Losing trace minerals vs. removing all of that? That math is pretty simple. And remineralization handles the mineral side anyway.


The pH and "acidic water" thing


You might also come across claims that RO water is dangerously acidic. Pure RO water does lean slightly acidic, usually pH 5 to 7, compared to typical tap water.


Your body doesn't care. Blood pH stays between 7.35 and 7.45 regardless of what you drink. Coffee sits around pH 5. Orange juice is pH 3.5. Nobody is worried about those causing acid-base problems, and RO water is less acidic than both.


If it still bothers you, a remineralization filter raises the pH to neutral or slightly alkaline by adding mineral content back in. The Bluevua ROPOT's mineral stage does this automatically.


RO vs. distilled water (they're not the same)


People sometimes lump these together. They shouldn't.


Distilled water is made by boiling water and catching the steam.
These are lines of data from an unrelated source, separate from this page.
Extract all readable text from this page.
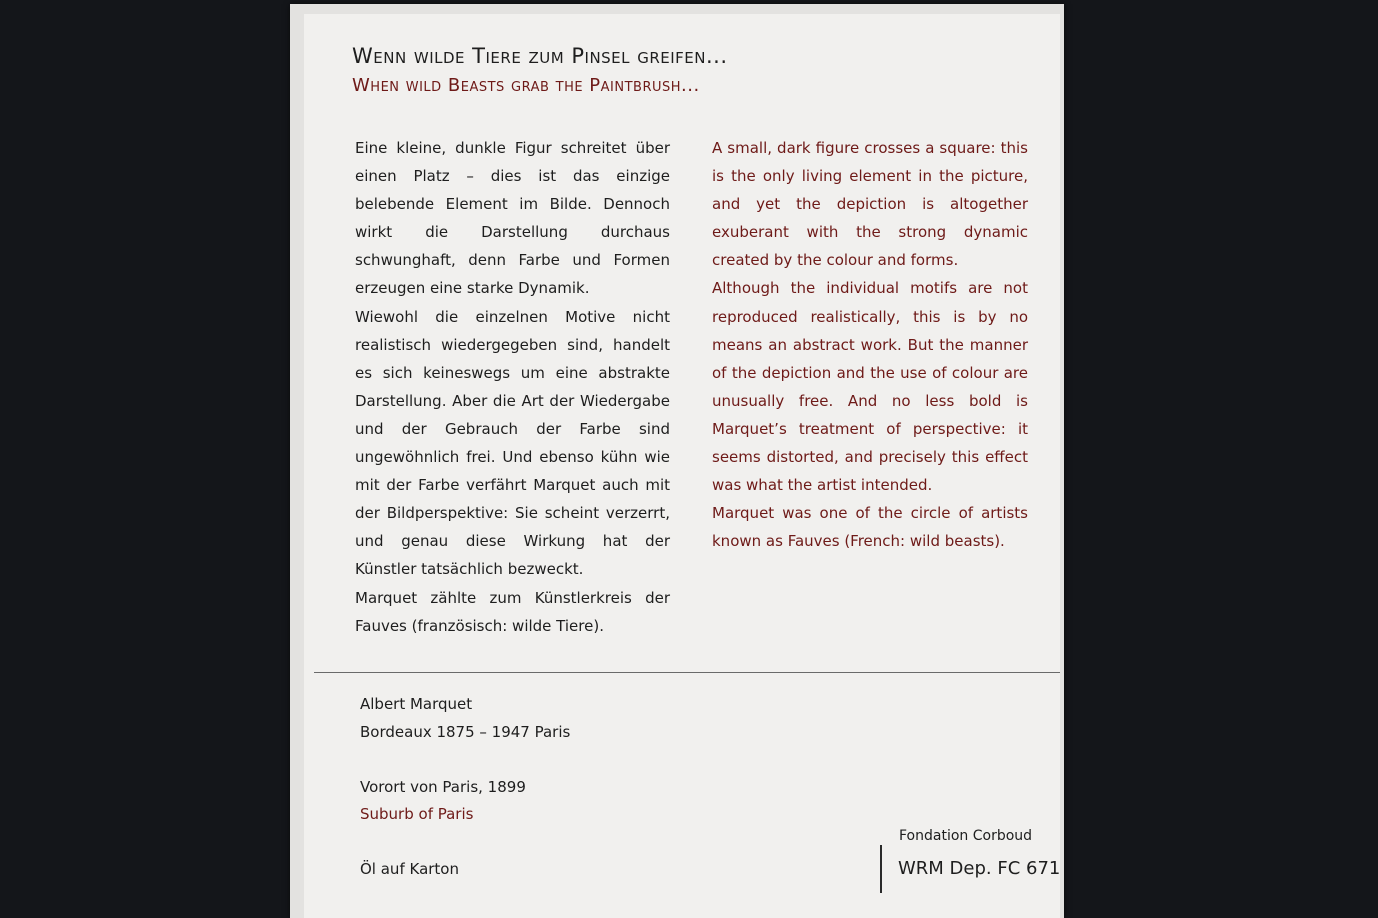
Wenn wilde Tiere zum Pinsel greifen...
When wild Beasts grab the Paintbrush...

Eine kleine, dunkle Figur schreitet über einen Platz – dies ist das einzige belebende Element im Bilde. Dennoch wirkt die Darstellung durchaus schwunghaft, denn Farbe und Formen erzeugen eine starke Dynamik.

Wiewohl die einzelnen Motive nicht realistisch wiedergegeben sind, handelt es sich keineswegs um eine abstrakte Darstellung. Aber die Art der Wiedergabe und der Gebrauch der Farbe sind ungewöhnlich frei. Und ebenso kühn wie mit der Farbe verfährt Marquet auch mit der Bildperspektive: Sie scheint verzerrt, und genau diese Wirkung hat der Künstler tatsächlich bezweckt.

Marquet zählte zum Künstlerkreis der Fauves (französisch: wilde Tiere).

A small, dark figure crosses a square: this is the only living element in the picture, and yet the depiction is altogether exuberant with the strong dynamic created by the colour and forms.

Although the individual motifs are not reproduced realistically, this is by no means an abstract work. But the manner of the depiction and the use of colour are unusually free. And no less bold is Marquet’s treatment of perspective: it seems distorted, and precisely this effect was what the artist intended.

Marquet was one of the circle of artists known as Fauves (French: wild beasts).

Albert Marquet

Bordeaux 1875 – 1947 Paris

Vorort von Paris, 1899

Suburb of Paris

Öl auf Karton

Fondation Corboud

WRM Dep. FC 671
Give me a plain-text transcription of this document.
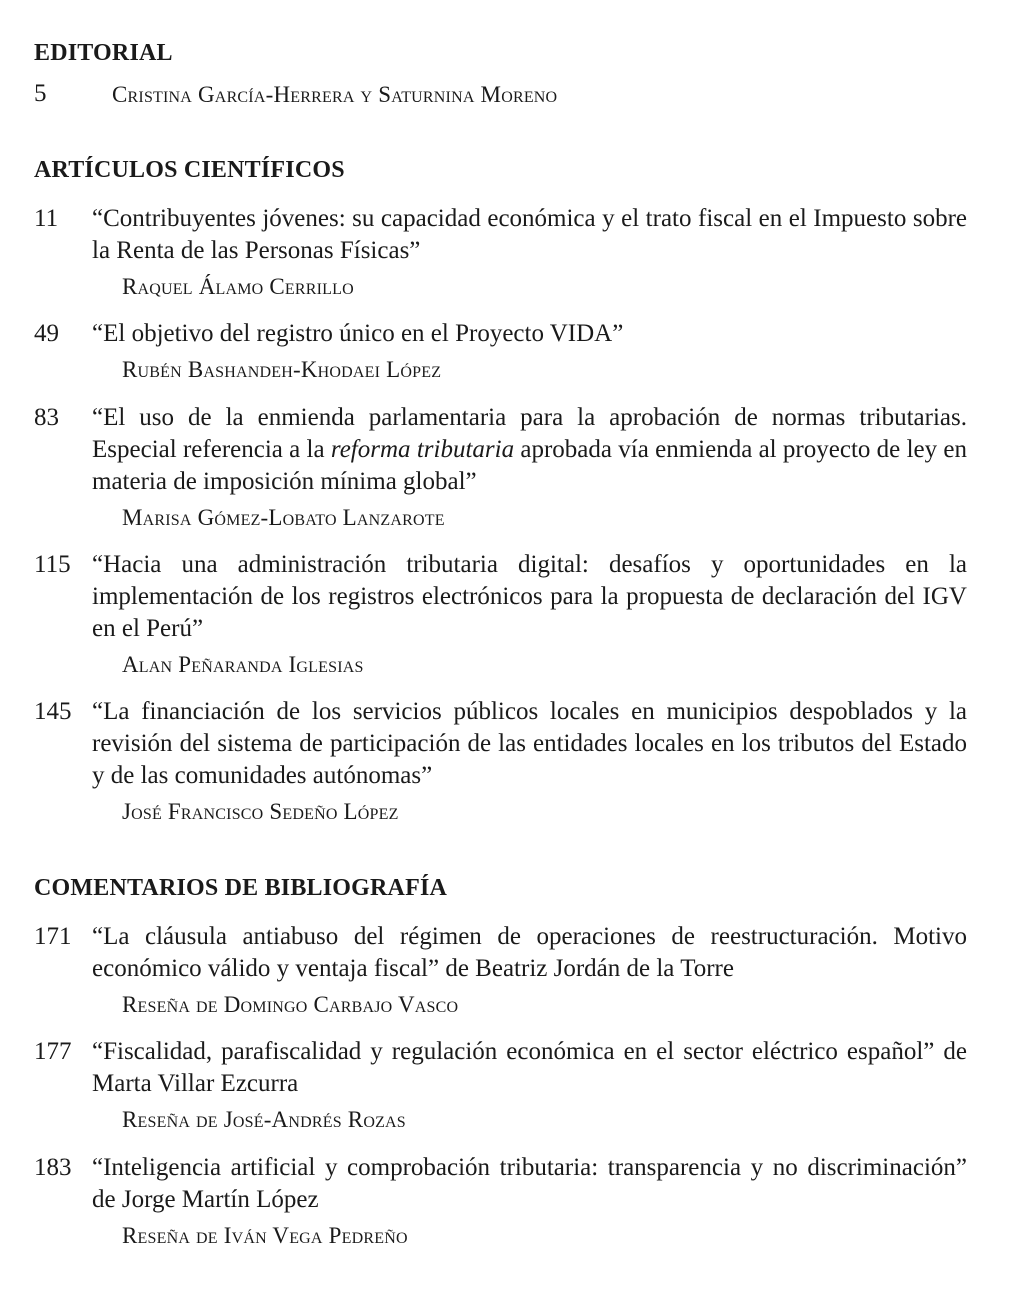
EDITORIAL
5	Cristina García-Herrera y Saturnina Moreno
ARTÍCULOS CIENTÍFICOS
11 “Contribuyentes jóvenes: su capacidad económica y el trato fiscal en el Impuesto sobre la Renta de las Personas Físicas”

Raquel Álamo Cerrillo

49 “El objetivo del registro único en el Proyecto VIDA”

Rubén Bashandeh-Khodaei López

83 “El uso de la enmienda parlamentaria para la aprobación de normas tributarias. Especial referencia a la reforma tributaria aprobada vía enmienda al proyecto de ley en materia de imposición mínima global”

Marisa Gómez-Lobato Lanzarote

115 “Hacia una administración tributaria digital: desafíos y oportunidades en la implementación de los registros electrónicos para la propuesta de declaración del IGV en el Perú”

Alan Peñaranda Iglesias

145 “La financiación de los servicios públicos locales en municipios despoblados y la revisión del sistema de participación de las entidades locales en los tributos del Estado y de las comunidades autónomas”

José Francisco Sedeño López

COMENTARIOS DE BIBLIOGRAFÍA
171 “La cláusula antiabuso del régimen de operaciones de reestructuración. Motivo económico válido y ventaja fiscal” de Beatriz Jordán de la Torre

Reseña de Domingo Carbajo Vasco

177 “Fiscalidad, parafiscalidad y regulación económica en el sector eléctrico español” de Marta Villar Ezcurra

Reseña de José-Andrés Rozas

183 “Inteligencia artificial y comprobación tributaria: transparencia y no discriminación” de Jorge Martín López

Reseña de Iván Vega Pedreño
It's extremely pure but has zero minerals, zero dissolved oxygen, and a flat, lifeless taste. It's meant for irons and lab equipment, not for drinking every day.


RO water is made by pushing water through a membrane under pressure. When you add remineralization, you end up with purified water that has beneficial minerals and tastes natural. It's designed for daily drinking and cooking.


If you've heard that "purified water tastes bad," the person was probably talking about distilled. Remineralized RO water tastes like good spring water, because the mineral profile ends up similar.


How the Bluevua ROPOT is built to handle all of this


The ROPOT exists because "pure" and "good-tasting" shouldn't be an either/or.


The five-stage system starts with pre-filtration to catch sediment and protect the RO membrane. Activated carbon grabs chlorine and organic chemicals. The 0.0001-micron RO membrane does the heavy lifting on PFAS, lead, arsenic, microplastics, fluoride, nitrates, bacteria, and the rest. Post-carbon polishing cleans up the taste. And the mineral filter at the end adds calcium, magnesium, potassium, and zinc back in.


After the membrane stage, your water tests at near-zero TDS. After remineralization, it has the mineral balance you'd expect from a quality bottled water. The built-in LCD display shows both numbers so you can see what's happening at each stage.


The whole thing sits on your counter and plugs into a wall outlet. No plumber. No tools. The 60-ounce borosilicate glass carafe keeps your water out of plastic. Filters last 12 to 24 months, and the auto-rinse cycle helps them go the distance.


So, bottom line...


RO water is safe. The mineral concern is a footnote, not a dealbreaker, and remineralization makes it irrelevant for most people.


Meanwhile, 176 million Americans have PFAS in their tap water. Lead pipes are still in the ground. Microplastics are in everything. The more honest version of this question is probably: how safe is the water you're already drinking without any filtration?


For most households, a remineralized RO system like the Bluevua ROPOT doesn't make water "safe enough." It makes it measurably safer than what you've been drinking.


Common questions


**Can babies drink RO water?**

Yes, as long as the system has remineralization. RO with minerals added back is actually preferred by some pediatricians because it removes lead and nitrates, which are especially harmful to infants. If your RO system doesn't remineralize, talk to your pediatrician about supplementing.


**Does RO water pull minerals out of your body?**

No. This gets repeated online but there's no credible science behind it. Your body regulates mineral balance through diet, not through the mineral content of your water. You get calcium from food, not from tap water.


**Is RO water better than spring water?**

Remineralized RO water is more consistent. Spring water quality depends entirely on the source, and commercial bottled spring water has tested positive for microplastics and other contaminants. With RO, you know exactly what's in it because you can see the TDS numbers.


**How can I tell if my RO system is still working?**

A TDS monitor. The Bluevua ROPOT has one built in. You're looking for a 90%+ drop in total dissolved solids between your tap water reading and the filtered reading. When that gap shrinks, swap the filter.